The world health body issued guidelines for the naming of new human infectious diseases to minimise any negative impact.
Terms to be avoided include geographic locations such as Middle East respiratory syndrome or Spanish flu, people's names as in Creutzfeldt-Jakob disease and Chagas disease, and animals such as bird flu or monkey pox.
Cultural or occupational references are also a no-no, as are words that incite undue fear like "fatal" and "epidemic".
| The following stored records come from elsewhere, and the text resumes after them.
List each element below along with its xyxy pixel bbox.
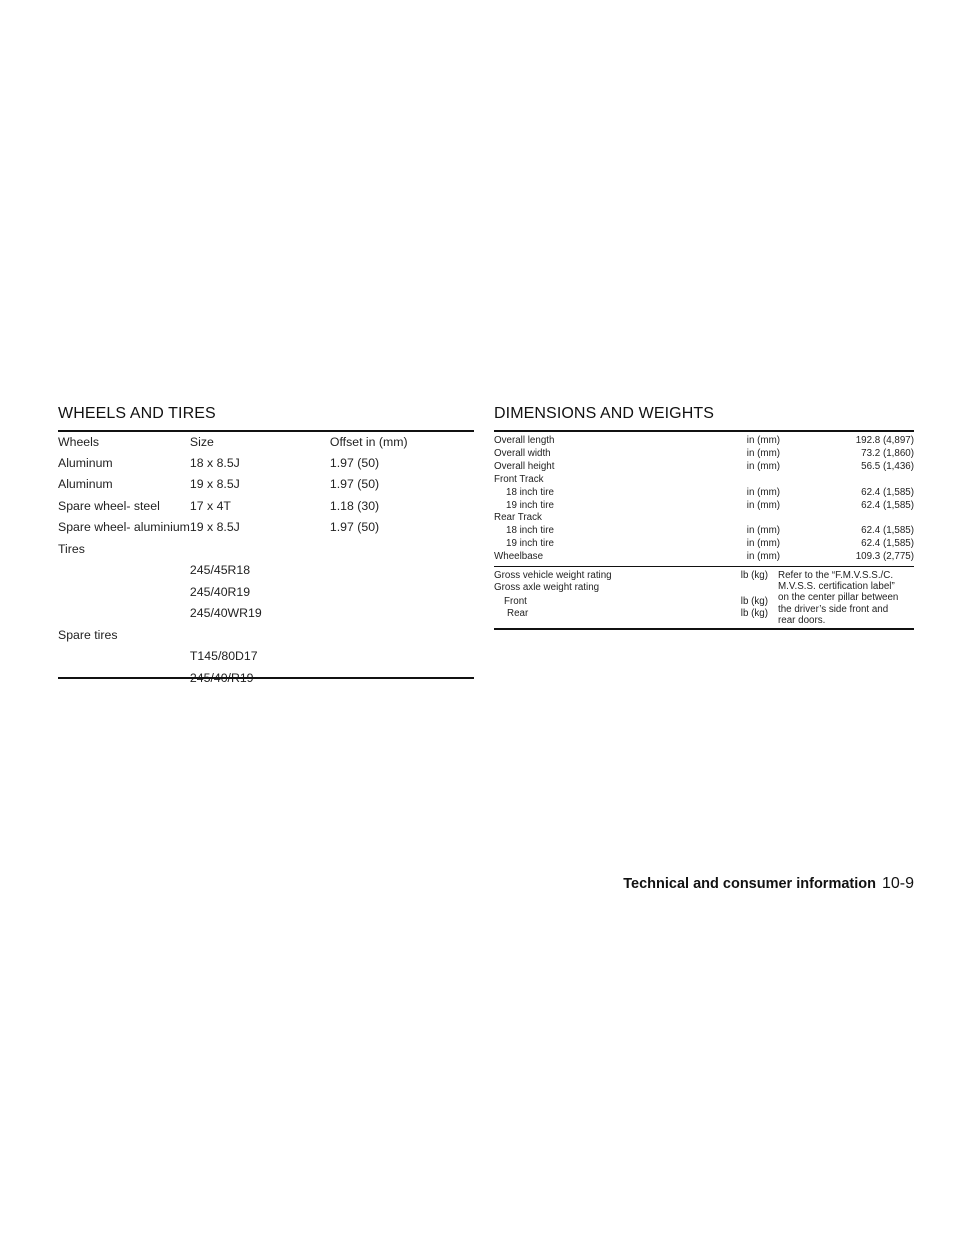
weight-row (494, 596, 768, 608)
dimension-unit: in (mm) (746, 551, 780, 563)
tire-size: 245/40WR19 (189, 606, 262, 621)
header-offset: Offset in (mm) (329, 434, 408, 449)
dimension-unit: in (mm) (746, 460, 780, 472)
dimension-value: 62.4 (1,585) (861, 499, 914, 511)
tire-size: 245/40R19 (189, 584, 251, 599)
dimension-unit: in (mm) (746, 538, 780, 550)
table-row (58, 646, 474, 668)
dimension-label: 19 inch tire (506, 499, 554, 511)
wheels-tires-title: WHEELS AND TIRES (58, 405, 216, 422)
table-row (494, 500, 914, 513)
tires-label: Tires (58, 541, 85, 556)
dimension-value: 62.4 (1,585) (861, 486, 914, 498)
dimensions-top-rule (494, 430, 914, 432)
dimension-value: 73.2 (1,860) (861, 447, 914, 459)
table-row (494, 551, 914, 564)
page-number: 10-9 (881, 875, 914, 892)
table-row (58, 474, 474, 496)
wheel-offset: 1.97 (50) (329, 520, 380, 535)
table-row (494, 512, 914, 525)
dimension-unit: in (mm) (746, 486, 780, 498)
dimension-label: 19 inch tire (506, 538, 554, 550)
dimension-group-label: Front Track (494, 473, 544, 485)
dimension-value: 62.4 (1,585) (861, 538, 914, 550)
weight-row (494, 570, 768, 582)
front-label: Front (504, 596, 527, 607)
tire-size: 245/45R18 (189, 563, 251, 578)
dimension-group-label: Rear Track (494, 512, 542, 524)
wheels-tires-table (58, 431, 474, 689)
dimension-unit: in (mm) (746, 525, 780, 537)
front-unit: lb (kg) (740, 596, 768, 607)
dimension-unit: in (mm) (746, 447, 780, 459)
dimension-label: Overall length (494, 435, 555, 446)
wheel-type: Spare wheel- steel (58, 498, 160, 513)
table-row (58, 452, 474, 474)
wheel-type: Aluminum (58, 477, 113, 492)
wheel-size: 18 x 8.5J (189, 455, 240, 470)
gawr-label: Gross axle weight rating (494, 582, 600, 593)
table-row (494, 435, 914, 448)
table-row (58, 624, 474, 646)
wheel-size: 19 x 8.5J (189, 477, 240, 492)
wheel-size: 17 x 4T (189, 498, 231, 513)
table-row (494, 461, 914, 474)
page-footer (623, 875, 914, 893)
dimension-label: 18 inch tire (506, 486, 554, 498)
weight-row (494, 582, 768, 594)
rear-unit: lb (kg) (740, 608, 768, 619)
wheels-bottom-rule (58, 677, 474, 679)
dimension-label: Wheelbase (494, 551, 544, 563)
dimension-value: 62.4 (1,585) (861, 525, 914, 537)
table-row (494, 448, 914, 461)
dimensions-mid-rule (494, 566, 914, 567)
dimension-label: Overall width (494, 447, 551, 459)
table-row (58, 581, 474, 603)
rear-label: Rear (507, 608, 529, 619)
dimensions-weights-title: DIMENSIONS AND WEIGHTS (494, 405, 714, 422)
wheel-type: Spare wheel- aluminium (58, 520, 190, 535)
table-row (494, 474, 914, 487)
dimensions-bottom-rule (494, 628, 914, 630)
gvwr-label: Gross vehicle weight rating (494, 570, 612, 581)
dimension-value: 56.5 (1,436) (861, 460, 914, 472)
weight-rating-note: Refer to the “F.M.V.S.S./C. M.V.S.S. certification label” on the center pillar between the driver’s side front and rear doors. (778, 570, 899, 626)
table-header-row (58, 431, 474, 452)
wheel-size: 19 x 8.5J (189, 520, 240, 535)
dimension-unit: in (mm) (746, 499, 780, 511)
dimensions-table (494, 435, 914, 564)
dimension-label: 18 inch tire (506, 525, 554, 537)
table-row (58, 538, 474, 560)
wheel-offset: 1.18 (30) (329, 498, 380, 513)
gvwr-unit: lb (kg) (740, 570, 768, 581)
table-row (494, 487, 914, 500)
table-row (58, 517, 474, 539)
table-row (58, 603, 474, 625)
footer-section-title: Technical and consumer information (623, 876, 876, 892)
dimension-unit: in (mm) (746, 435, 780, 446)
dimension-value: 109.3 (2,775) (855, 551, 914, 563)
wheel-offset: 1.97 (50) (329, 455, 380, 470)
header-size: Size (189, 434, 214, 449)
table-row (494, 525, 914, 538)
table-row (494, 538, 914, 551)
table-row (58, 495, 474, 517)
dimension-value: 192.8 (4,897) (855, 435, 914, 446)
table-row (58, 560, 474, 582)
header-wheels: Wheels (58, 434, 100, 449)
dimension-label: Overall height (494, 460, 555, 472)
wheel-offset: 1.97 (50) (329, 477, 380, 492)
spare-tire-size: 245/40/R19 (189, 670, 254, 685)
spare-tire-size: T145/80D17 (189, 649, 258, 664)
wheel-type: Aluminum (58, 455, 113, 470)
weight-row (494, 608, 768, 620)
spare-tires-label: Spare tires (58, 627, 118, 642)
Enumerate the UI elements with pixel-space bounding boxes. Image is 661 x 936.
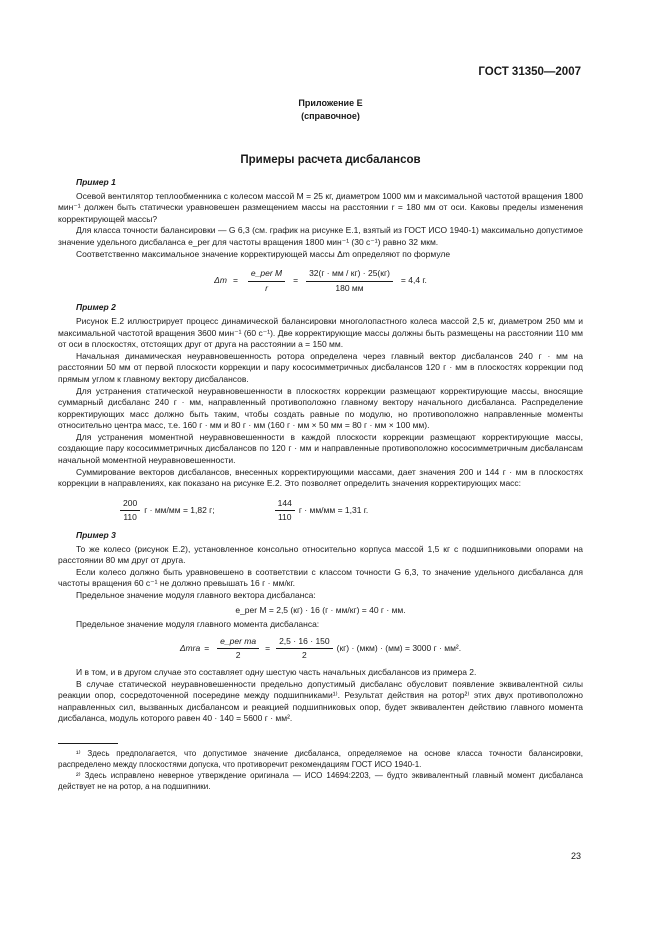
footnote-1: ¹⁾ Здесь предполагается, что допустимое значение дисбаланса, определяемое на основе класса точности балансировки, распределено между плоскостями допуска, что противоречит рекомендациям ГОСТ ИСО 1940-1. (58, 748, 583, 769)
moment-fraction-1-numerator: e_per ma (217, 636, 259, 650)
example-2-paragraph-1: Рисунок Е.2 иллюстрирует процесс динамической балансировки многолопастного колеса массой 2,5 кг, диаметром 250 мм и максимальной частотой вращения 3600 мин⁻¹ (60 с⁻¹). Две корректирующие массы должны быть размещены на расстоянии 110 мм от оси в плоскостях, отстоящих друг от друга на расстоянии a = 150 мм. (58, 315, 583, 350)
fraction-2-numerator: 32(г · мм / кг) · 25(кг) (306, 268, 393, 282)
example-2-paragraph-2: Начальная динамическая неуравновешенность ротора определена через главный вектор дисбалансов 240 г · мм на расстоянии 50 мм от первой плоскости коррекции и пару кососимметричных дисбалансов 120 г · мм в плоскостях коррекции под прямым углом к главному вектору дисбалансов. (58, 350, 583, 384)
ratio-1-numerator: 200 (120, 498, 140, 512)
moment-fraction-2-numerator: 2,5 · 16 · 150 (276, 636, 333, 650)
document-body (58, 176, 583, 792)
formula-equals: = (232, 275, 238, 286)
footnote-divider (58, 743, 118, 744)
example-3-paragraph-5: И в том, и в другом случае это составляет одну шестую часть начальных дисбалансов из примера 2. (76, 666, 477, 677)
example-3-paragraph-2: Если колесо должно быть уравновешено в соответствии с классом точности G 6,3, то значение удельного дисбаланса для частоты вращения 60 с⁻¹ не должно превышать 16 г · мм/кг. (58, 566, 583, 589)
fraction-2-denominator: 180 мм (335, 282, 364, 293)
example-2-paragraph-3: Для устранения статической неуравновешенности в плоскостях коррекции размещают корректирующие массы, вносящие суммарный дисбаланс 240 г · мм, направленный противоположно главному вектору начального дисбаланса. Распределение корректирующих масс должно быть таким, чтобы создать равные по модулю, но противоположно направленные моменты относительно центра масс, т.е. 160 г · мм и 80 г · мм (160 г · мм × 50 мм = 80 г · мм × 100 мм). (58, 385, 583, 431)
example-2-paragraph-4: Для устранения моментной неуравновешенности в каждой плоскости коррекции размещают корректирующие массы, создающие пару кососимметричных дисбалансов по 120 г · мм и направленные противоположно кососимметричным дисбалансам начальной моментной неуравновешенности. (58, 431, 583, 466)
formula-lhs: Δm (214, 275, 227, 286)
example-3-label: Пример 3 (76, 530, 116, 541)
section-heading: Примеры расчета дисбалансов (240, 154, 421, 166)
example-3-paragraph-4: Предельное значение модуля главного момента дисбаланса: (76, 619, 320, 630)
example-2-paragraph-5: Суммирование векторов дисбалансов, внесенных корректирующими массами, дает значения 200 и 144 г · мм в плоскостях коррекции в направлениях, как показано на рисунке Е.2. Это позволяет определить значения корректирующих масс: (58, 466, 583, 489)
formula-fraction-2 (306, 268, 393, 294)
formula-delta-m: Δm = $\frac{\text{e\_per M}}{r}$ = $\frac{32(г \cdot мм / кг) \cdot 25(кг)}{180 мм}$ = 4,4 г. (214, 268, 427, 293)
ratio-2 (271, 498, 369, 524)
formula-result: = 4,4 г. (400, 275, 427, 286)
ratio-2-numerator: 144 (275, 498, 295, 512)
ratio-1-denominator: 110 (123, 512, 137, 523)
example-1-paragraph-3: Соответственно максимальное значение корректирующей массы Δm определяют по формуле (76, 248, 451, 259)
example-1-paragraph-2: Для класса точности балансировки — G 6,3 (см. график на рисунке Е.1, взятый из ГОСТ ИСО 1940-1) максимально допустимое значение удельного дисбаланса e_per для частоты вращения 1800 мин⁻¹ (30 с⁻¹) равно 32 мкм. (58, 225, 583, 247)
fraction-1-numerator: e_per M (248, 268, 285, 282)
annex-subtitle: (справочное) (301, 111, 360, 121)
example-2-label: Пример 2 (76, 302, 116, 313)
formula-main-moment: Δmra = $\frac{\text{e\_per ma}}{2}$ = $\frac{2,5 \cdot 16 \cdot 150}{2}$ (кг) · (мкм) · (мм) = 3000 г · мм². (179, 635, 462, 661)
example-3-paragraph-6: В случае статической неуравновешенности предельно допустимый дисбаланс обусловит появление эквивалентной силы реакции опор, сосредоточенной посередине между подшипниками¹⁾. Результат действия на ротор²⁾ этих двух противоположно направленных сил, вызванных дисбалансом и реакцией подшипниковых опор, будет эквивалентен действию главного момента дисбаланса, модуль которого равен 40 · 140 = 5600 г · мм². (58, 678, 583, 724)
formula-fraction-1 (248, 268, 285, 294)
example-1-label: Пример 1 (76, 177, 116, 187)
standard-number: ГОСТ 31350—2007 (478, 66, 581, 78)
ratio-1 (116, 498, 215, 524)
annex-header (0, 97, 661, 123)
footnote-2: ²⁾ Здесь исправлено неверное утверждение оригинала — ИСО 14694:2203, — будто эквивалентный главный момент дисбаланса действует не на ротор, а на подшипники. (58, 770, 583, 791)
example-3-paragraph-3: Предельное значение модуля главного вектора дисбаланса: (76, 590, 316, 600)
page-number: 23 (570, 851, 581, 861)
ratio-1-result: г · мм/мм = 1,82 г; (144, 505, 215, 516)
moment-lhs: Δmra (179, 643, 201, 654)
example-3-paragraph-1: То же колесо (рисунок Е.2), установленное консольно относительно корпуса массой 1,5 кг с подшипниковыми опорами на расстоянии 80 мм друг от друга. (58, 543, 583, 566)
moment-fraction-1-denominator: 2 (235, 650, 241, 661)
annex-title: Приложение Е (298, 98, 363, 108)
ratio-2-denominator: 110 (277, 512, 292, 523)
fraction-1-denominator: r (265, 282, 268, 293)
moment-result: (кг) · (мкм) · (мм) = 3000 г · мм². (336, 643, 462, 654)
correction-mass-ratios (116, 498, 583, 524)
example-1-paragraph-1: Осевой вентилятор теплообменника с колесом массой M = 25 кг, диаметром 1000 мм и максимальной частотой вращения 1800 мин⁻¹ должен быть статически уравновешен размещением массы на расстоянии r = 180 мм от оси. Каковы пределы изменения корректирующей массы? (58, 190, 583, 224)
ratio-2-result: г · мм/мм = 1,31 г. (298, 505, 369, 516)
moment-fraction-2-denominator: 2 (301, 650, 307, 661)
equation-main-vector: e_per M = 2,5 (кг) · 16 (г · мм/кг) = 40 г · мм. (235, 604, 406, 615)
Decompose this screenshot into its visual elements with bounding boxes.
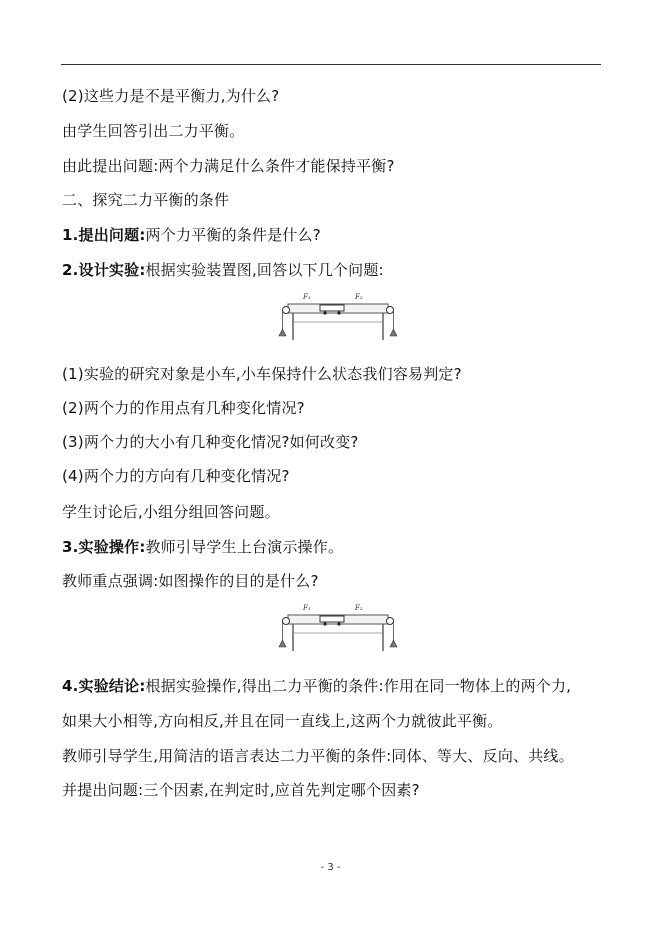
problem-statement-line: 由此提出问题:两个力满足什么条件才能保持平衡? [62, 157, 395, 175]
step-4-text: 根据实验操作,得出二力平衡的条件:作用在同一物体上的两个力, [145, 677, 572, 695]
step-1-text: 两个力平衡的条件是什么? [145, 226, 321, 244]
right-pulley [387, 307, 394, 314]
force-label-f1: F₁ [303, 604, 311, 612]
step-2-label: 2.设计实验: [62, 261, 146, 279]
step-3-text: 教师引导学生上台演示操作。 [145, 538, 344, 556]
right-pulley [387, 618, 394, 625]
left-pulley [283, 618, 290, 625]
closing-line-1: 教师引导学生,用简洁的语言表达二力平衡的条件:同体、等大、反向、共线。 [62, 747, 574, 765]
step-2-text: 根据实验装置图,回答以下几个问题: [145, 261, 384, 279]
force-label-f2: F₂ [355, 604, 363, 612]
step-4-line [62, 676, 571, 696]
question-2: (2)两个力的作用点有几种变化情况? [62, 399, 305, 417]
question-1: (1)实验的研究对象是小车,小车保持什么状态我们容易判定? [62, 365, 462, 383]
experiment-figure-2 [276, 601, 400, 655]
section-heading: 二、探究二力平衡的条件 [62, 191, 230, 209]
cart [320, 616, 344, 622]
left-weight [279, 329, 286, 336]
question-4: (4)两个力的方向有几种变化情况? [62, 467, 290, 485]
step-2-line [62, 260, 384, 280]
left-pulley [283, 307, 290, 314]
right-weight [390, 329, 397, 336]
student-answer-line: 由学生回答引出二力平衡。 [62, 122, 245, 140]
force-label-f2: F₂ [355, 293, 363, 301]
cart [320, 305, 344, 311]
step-1-line [62, 225, 321, 245]
header-rule [61, 64, 601, 65]
experiment-figure-1 [276, 290, 400, 344]
step-3-label: 3.实验操作: [62, 538, 146, 556]
step-4-label: 4.实验结论: [62, 677, 146, 695]
page-number: - 3 - [320, 862, 341, 873]
discussion-line: 学生讨论后,小组分组回答问题。 [62, 503, 280, 521]
question-3: (3)两个力的大小有几种变化情况?如何改变? [62, 433, 359, 451]
force-label-f1: F₁ [303, 293, 311, 301]
left-weight [279, 640, 286, 647]
step-4-continuation: 如果大小相等,方向相反,并且在同一直线上,这两个力就彼此平衡。 [62, 712, 503, 730]
step-3-line [62, 537, 343, 557]
step-1-label: 1.提出问题: [62, 226, 146, 244]
emphasis-line: 教师重点强调:如图操作的目的是什么? [62, 572, 319, 590]
closing-line-2: 并提出问题:三个因素,在判定时,应首先判定哪个因素? [62, 781, 420, 799]
right-weight [390, 640, 397, 647]
question-2-line: (2)这些力是不是平衡力,为什么? [62, 87, 280, 105]
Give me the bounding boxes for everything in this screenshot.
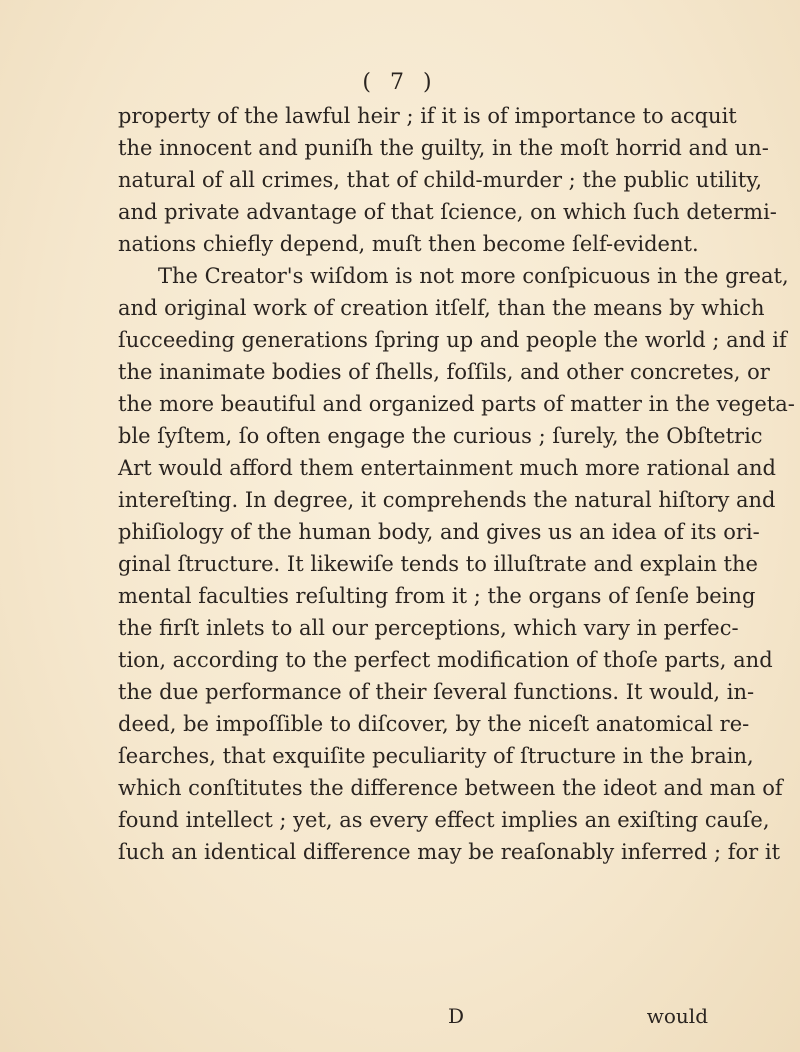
text-line: mental faculties reſulting from it ; the organs of ſenſe being bbox=[118, 584, 756, 608]
text-line: ſuch an identical difference may be reaſonably inferred ; for it bbox=[118, 840, 781, 864]
text-line: Art would afford them entertainment much more rational and bbox=[118, 456, 776, 480]
paragraph-continuation bbox=[118, 100, 777, 260]
text-line: which conſtitutes the difference between the ideot and man of bbox=[118, 776, 783, 800]
text-line: the innocent and puniſh the guilty, in the moſt horrid and un- bbox=[118, 136, 769, 160]
text-line: the due performance of their ſeveral functions. It would, in- bbox=[118, 680, 755, 704]
text-line: and original work of creation itſelf, than the means by which bbox=[118, 296, 765, 320]
text-line: tion, according to the perfect modification of thoſe parts, and bbox=[118, 648, 773, 672]
text-line: The Creator's wiſdom is not more conſpicuous in the great, bbox=[158, 264, 789, 288]
page-footer bbox=[118, 1004, 708, 1036]
text-line: ſucceeding generations ſpring up and people the world ; and if bbox=[118, 328, 787, 352]
text-line: ſearches, that exquiſite peculiarity of ſtructure in the brain, bbox=[118, 744, 754, 768]
signature-mark: D bbox=[448, 1004, 465, 1028]
text-line: and private advantage of that ſcience, on which ſuch determi- bbox=[118, 200, 777, 224]
text-line: deed, be impoſſible to diſcover, by the niceſt anatomical re- bbox=[118, 712, 750, 736]
text-line: natural of all crimes, that of child-murder ; the public utility, bbox=[118, 168, 763, 192]
paragraph-creator bbox=[118, 260, 795, 868]
text-line: nations chiefly depend, muſt then become ſelf-evident. bbox=[118, 232, 699, 256]
text-line: the inanimate bodies of ſhells, foſſils, and other concretes, or bbox=[118, 360, 770, 384]
text-line: ble ſyſtem, ſo often engage the curious ; ſurely, the Obſtetric bbox=[118, 424, 763, 448]
text-line: the more beautiful and organized parts of matter in the vegeta- bbox=[118, 392, 795, 416]
text-line: phiſiology of the human body, and gives us an idea of its ori- bbox=[118, 520, 760, 544]
text-line: ginal ſtructure. It likewiſe tends to illuſtrate and explain the bbox=[118, 552, 758, 576]
text-line: found intellect ; yet, as every effect implies an exiſting cauſe, bbox=[118, 808, 770, 832]
text-line: intereſting. In degree, it comprehends the natural hiſtory and bbox=[118, 488, 776, 512]
text-line: the firſt inlets to all our perceptions, which vary in perfec- bbox=[118, 616, 739, 640]
catchword: would bbox=[646, 1004, 708, 1028]
text-line: property of the lawful heir ; if it is of importance to acquit bbox=[118, 104, 737, 128]
page-number: ( 7 ) bbox=[362, 70, 438, 95]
Diseases are often given common names, which quickly gain currency as they spread via the Internet and social media, WHO said. Once they are in use they are hard to change.
"It is important that whoever first reports on a newly identified human disease uses an appropriate name that is scientifically sound and socially acceptable," WHO added.
The guidelines say a name should consist of generic descriptive terms based on the relevant symptoms such as respiratory disease, neurologic syndrome or watery diarrhoea. More specific descriptions like progressive, juvenile, severe or winter can be included when it becomes clear how the disease manifests, who it affects, its severity or seasonality.
The pathogen that causes the disease should be part of the name if it is known, for example, coronavirus or salmonella. The guidelines, aimed at scientists, national authorities and the media, do not affect names that are already established.
The final name of any new human disease is assigned by the International Classification of Diseases (ICD), which is managed by WHO. Its new guidance is meant to cover the gap between identification and the assigning of the final name.